Niebezpieczna zabawa nastolatków na zamarzniętym zalewie
Czwórka nastolatków została przekazana pod opiekę rodzicom po policyjnej interwencji nad Zalewem Sobótka w Płocku. Chłopcy chodzili po zamarzniętym zalewie, bo jak stwierdzili dla „zabicia” czasu chcieli połowić ryby. W porę tą ryzykowną zabawę przerwały policjantki. Funkcjonariusze apelują do wszystkich rodziców i opiekunów. Kontrolujmy, gdzie bawią się nasze dzieci. Uczulmy je na niebezpieczeństwo, jakie niesie ze sobą zabawa na zamarzniętych rzekach oraz zbiornikach wodnych.

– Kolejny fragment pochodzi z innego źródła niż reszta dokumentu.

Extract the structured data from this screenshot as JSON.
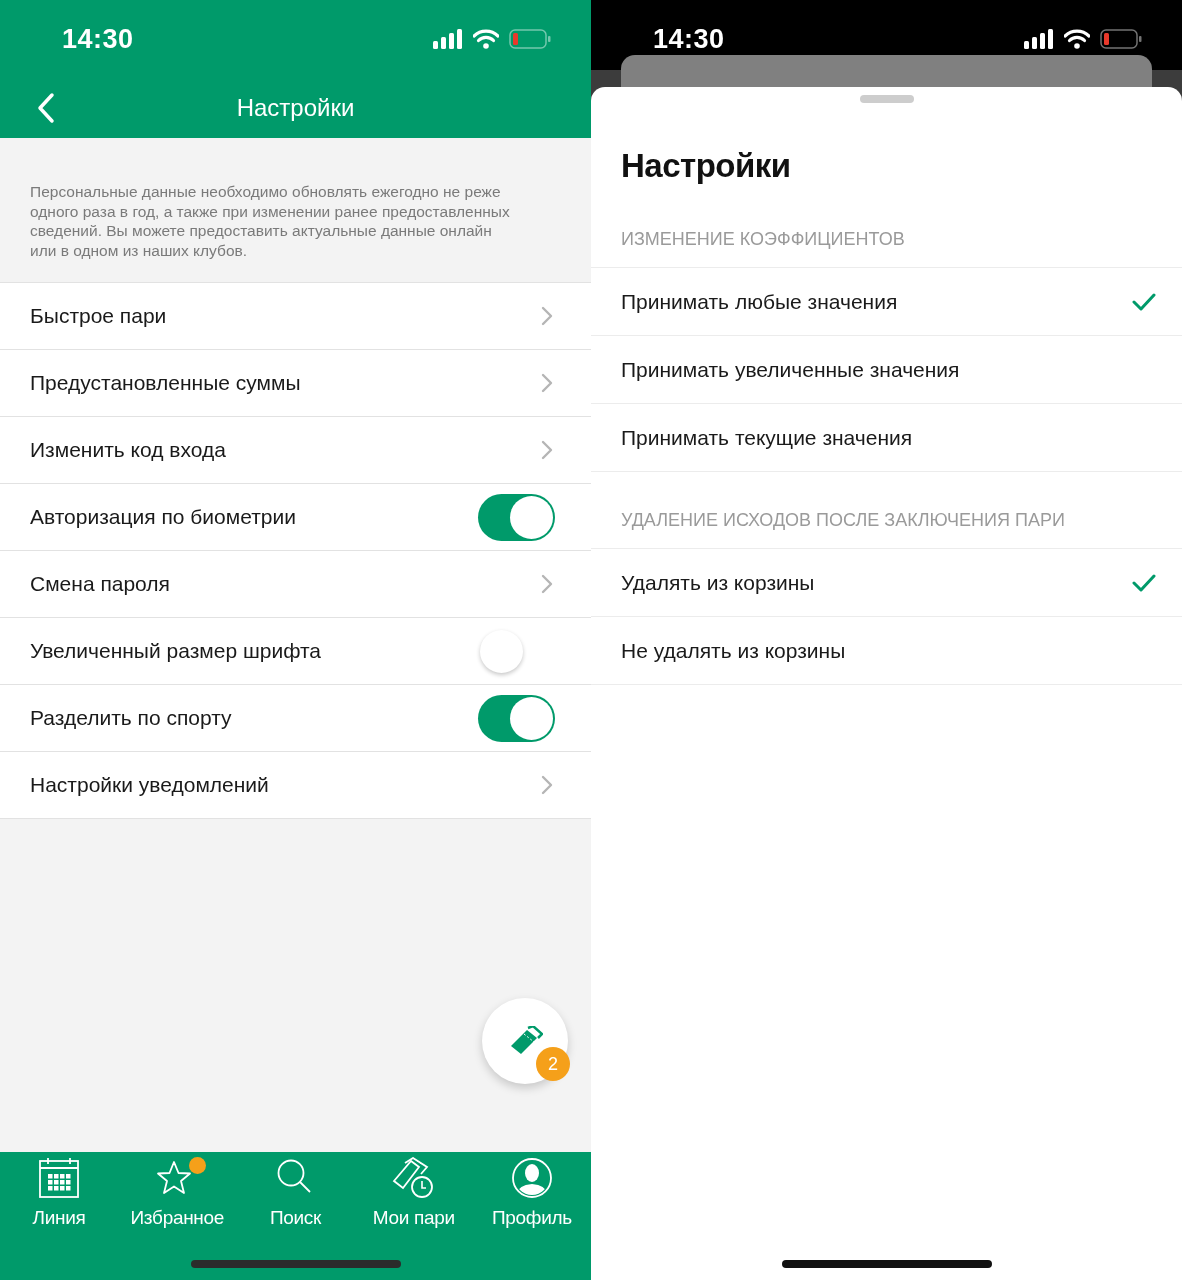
{
  "left": {
    "status_bar": {
      "time": "14:30"
    },
    "header": {
      "title": "Настройки"
    },
    "notice": "Персональные данные необходимо обновлять ежегодно не реже одного раза в год, а также при изменении ранее предоставленных сведений. Вы можете предоставить актуальные данные онлайн или в одном из наших клубов.",
    "rows": [
      {
        "kind": "link",
        "label": "Быстрое пари"
      },
      {
        "kind": "link",
        "label": "Предустановленные суммы"
      },
      {
        "kind": "link",
        "label": "Изменить код входа"
      },
      {
        "kind": "toggle",
        "label": "Авторизация по биометрии",
        "on": true
      },
      {
        "kind": "link",
        "label": "Смена пароля"
      },
      {
        "kind": "toggle",
        "label": "Увеличенный размер шрифта",
        "on": false
      },
      {
        "kind": "toggle",
        "label": "Разделить по спорту",
        "on": true
      },
      {
        "kind": "link",
        "label": "Настройки уведомлений"
      }
    ],
    "bet_slip_button": {
      "count": "2"
    },
    "tab_bar": [
      {
        "label": "Линия",
        "dot": false
      },
      {
        "label": "Избранное",
        "dot": true
      },
      {
        "label": "Поиск",
        "dot": false
      },
      {
        "label": "Мои пари",
        "dot": false
      },
      {
        "label": "Профиль",
        "dot": false
      }
    ]
  },
  "right": {
    "status_bar": {
      "time": "14:30"
    },
    "title": "Настройки",
    "sections": [
      {
        "heading": "ИЗМЕНЕНИЕ КОЭФФИЦИЕНТОВ",
        "options": [
          {
            "label": "Принимать любые значения",
            "selected": true
          },
          {
            "label": "Принимать увеличенные значения",
            "selected": false
          },
          {
            "label": "Принимать текущие значения",
            "selected": false
          }
        ]
      },
      {
        "heading": "УДАЛЕНИЕ ИСХОДОВ ПОСЛЕ ЗАКЛЮЧЕНИЯ ПАРИ",
        "options": [
          {
            "label": "Удалять из корзины",
            "selected": true
          },
          {
            "label": "Не удалять из корзины",
            "selected": false
          }
        ]
      }
    ]
  }
}
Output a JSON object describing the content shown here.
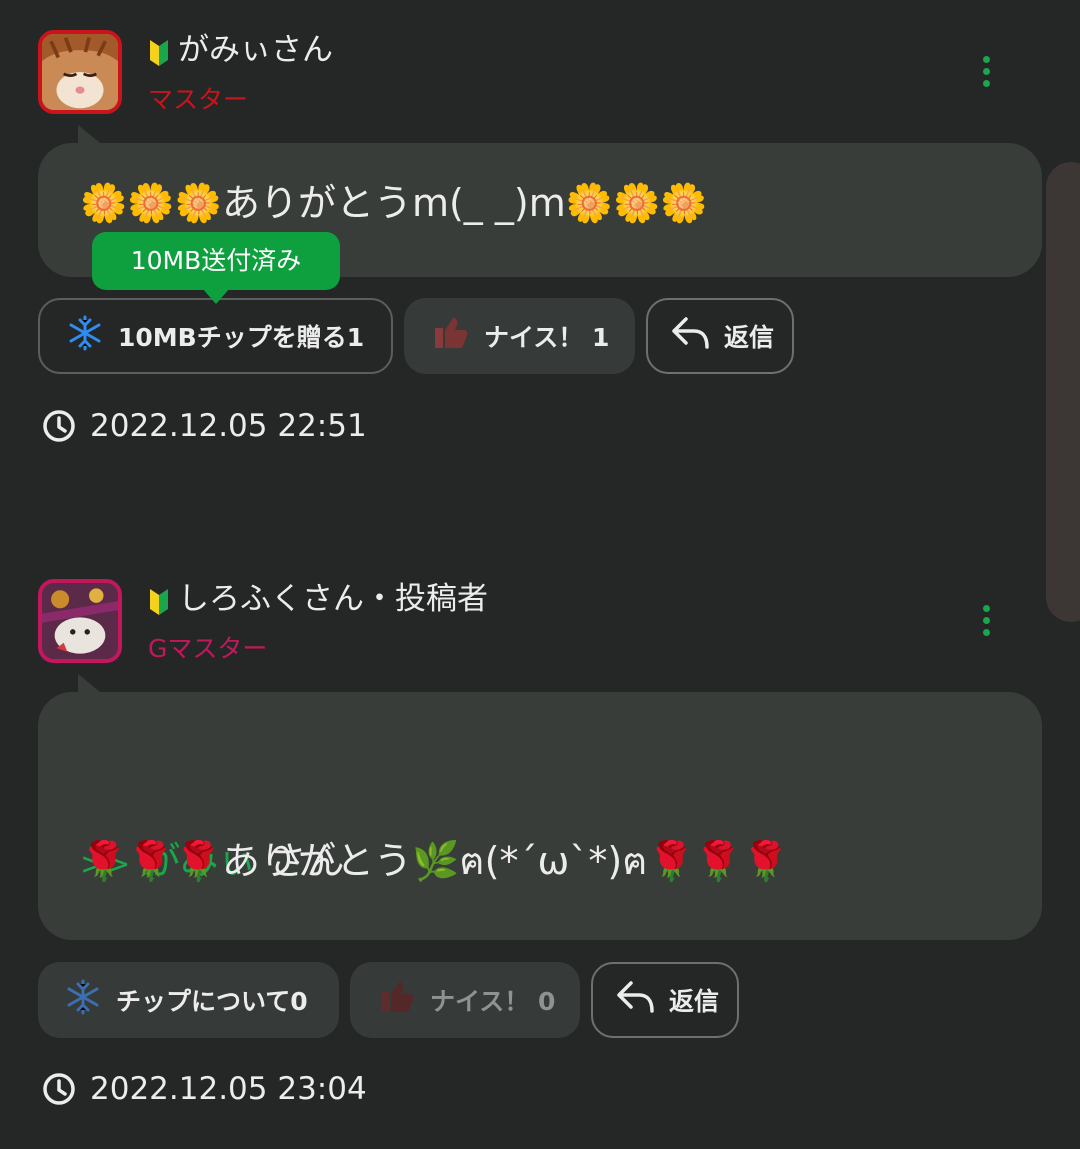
{
  "comments": [
    {
      "username": "がみぃさん",
      "rank": "マスター",
      "message": "🌼🌼🌼ありがとうm(_ _)m🌼🌼🌼",
      "tooltip": "10MB送付済み",
      "tip_button": "10MBチップを贈る1",
      "nice_button": "ナイス！ 1",
      "reply_button": "返信",
      "timestamp": "2022.12.05 22:51"
    },
    {
      "username": "しろふくさん・投稿者",
      "rank": "Gマスター",
      "reply_arrow": ">>",
      "reply_to_name": "がみぃ",
      "reply_to_suffix": " さん",
      "message": "🌹🌹🌹ありがとう🌿ฅ(*´ω`*)ฅ🌹🌹🌹",
      "tip_button": "チップについて0",
      "nice_button": "ナイス！ 0",
      "reply_button": "返信",
      "timestamp": "2022.12.05 23:04"
    }
  ],
  "icons": {
    "beginner": "beginner-mark-icon",
    "more": "kebab-menu-icon",
    "tip": "snowflake-icon",
    "nice": "thumbs-up-icon",
    "reply": "reply-arrow-icon",
    "time": "clock-icon"
  },
  "colors": {
    "accent_green": "#1aa64a",
    "master_red": "#c9141c",
    "gmaster_pink": "#c2185b"
  }
}
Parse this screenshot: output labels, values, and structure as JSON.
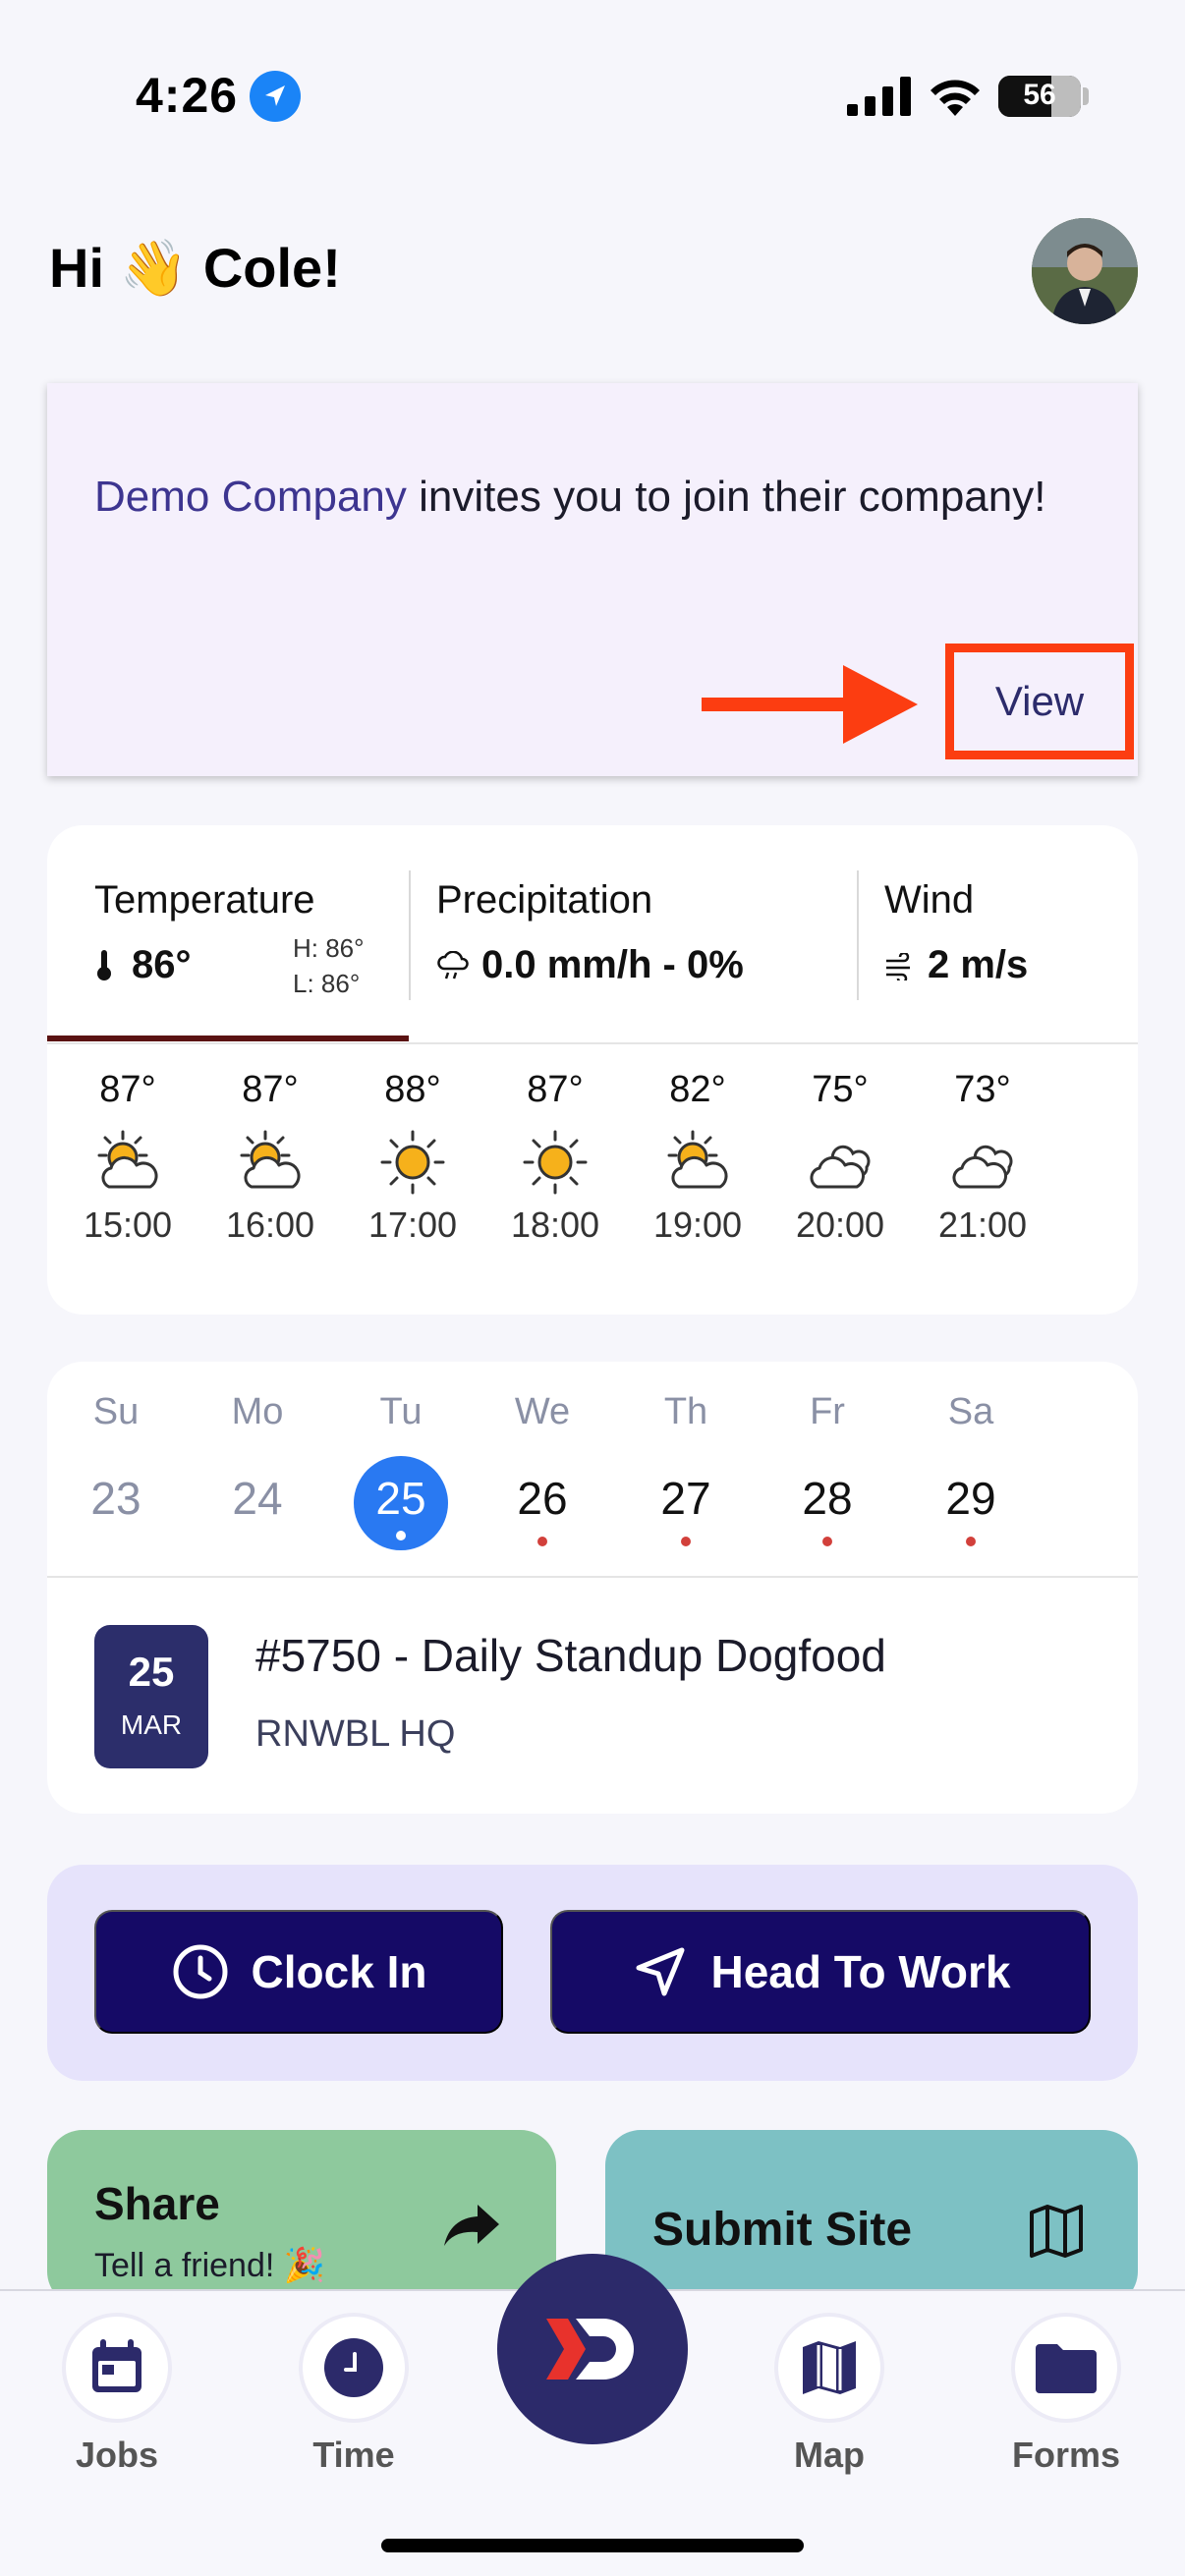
{
  "status_bar": {
    "time": "4:26",
    "battery": "56"
  },
  "greeting": {
    "text": "Hi 👋 Cole!"
  },
  "invite": {
    "company": "Demo Company",
    "message": " invites you to join their company!",
    "view_label": "View",
    "annotation_color": "#fc3d11"
  },
  "weather": {
    "temperature": {
      "label": "Temperature",
      "value": "86°",
      "high": "H: 86°",
      "low": "L: 86°"
    },
    "precipitation": {
      "label": "Precipitation",
      "value": "0.0 mm/h - 0%"
    },
    "wind": {
      "label": "Wind",
      "value": "2 m/s"
    },
    "hourly": [
      {
        "temp": "87°",
        "hour": "15:00",
        "icon": "partly-sunny-icon"
      },
      {
        "temp": "87°",
        "hour": "16:00",
        "icon": "partly-sunny-icon"
      },
      {
        "temp": "88°",
        "hour": "17:00",
        "icon": "sunny-icon"
      },
      {
        "temp": "87°",
        "hour": "18:00",
        "icon": "sunny-icon"
      },
      {
        "temp": "82°",
        "hour": "19:00",
        "icon": "partly-sunny-icon"
      },
      {
        "temp": "75°",
        "hour": "20:00",
        "icon": "cloudy-icon"
      },
      {
        "temp": "73°",
        "hour": "21:00",
        "icon": "cloudy-icon"
      }
    ]
  },
  "calendar": {
    "days": [
      "Su",
      "Mo",
      "Tu",
      "We",
      "Th",
      "Fr",
      "Sa"
    ],
    "dates": [
      "23",
      "24",
      "25",
      "26",
      "27",
      "28",
      "29"
    ],
    "selected": "25",
    "job": {
      "badge_day": "25",
      "badge_month": "MAR",
      "title": "#5750 - Daily Standup Dogfood",
      "location": "RNWBL HQ"
    }
  },
  "actions": {
    "clock_in": "Clock In",
    "head_to_work": "Head To Work"
  },
  "cards": {
    "share": {
      "title": "Share",
      "subtitle": "Tell a friend! 🎉"
    },
    "submit_site": {
      "title": "Submit Site"
    }
  },
  "tabbar": {
    "jobs": "Jobs",
    "time": "Time",
    "map": "Map",
    "forms": "Forms"
  },
  "colors": {
    "primary": "#150a66",
    "accent_blue": "#2979f2",
    "share_green": "#8ec99d",
    "site_teal": "#7dc1c4"
  }
}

Płockie policjantki podczas patrolowania ulic miasta zauważyły, że na środku częściowo oblodzonego Zalewu Sobótka w Płocku, chodzi czterech chłopców. Natychmiast dzielnicowa postanowiła przerwać tą niebezpieczną zabawę. Zagrożenie załamania się pod dziećmi lodu było bardzo realne, bo tafla wody w niektórych miejscach nie zdążyła jeszcze całkowicie zamarznąć. Monitorując cały czas sytuację, policjantki poleciły chłopcom, aby ostrożnie wrócili na brzeg.
W rozmowie z policjantkami chłopcy stwierdzili, że dla „zabicia” czasu przyszli połowić ryby. Nie zdawali sobie sprawy z ogromnego zagrożenia jakie niosło za sobą chodzenie po tafli lodu, a ewidentnie było widać, że woda w zalewie w niektórych miejscach nie jest zamarznięta.
Policjantki ostrzegły chłopców o konsekwencjach tak lekkomyślnego zachowania, po czym przekazały nastolatków pod opiekę rodzicom.
Płoccy policjanci apelują do rodziców i opiekunów! Kontrolujmy, gdzie bawią się nasze dzieci. Uczulmy je na niebezpieczeństwo, jakie niesie ze sobą zabawa na zamarzniętych rzekach oraz zbiornikach wodnych.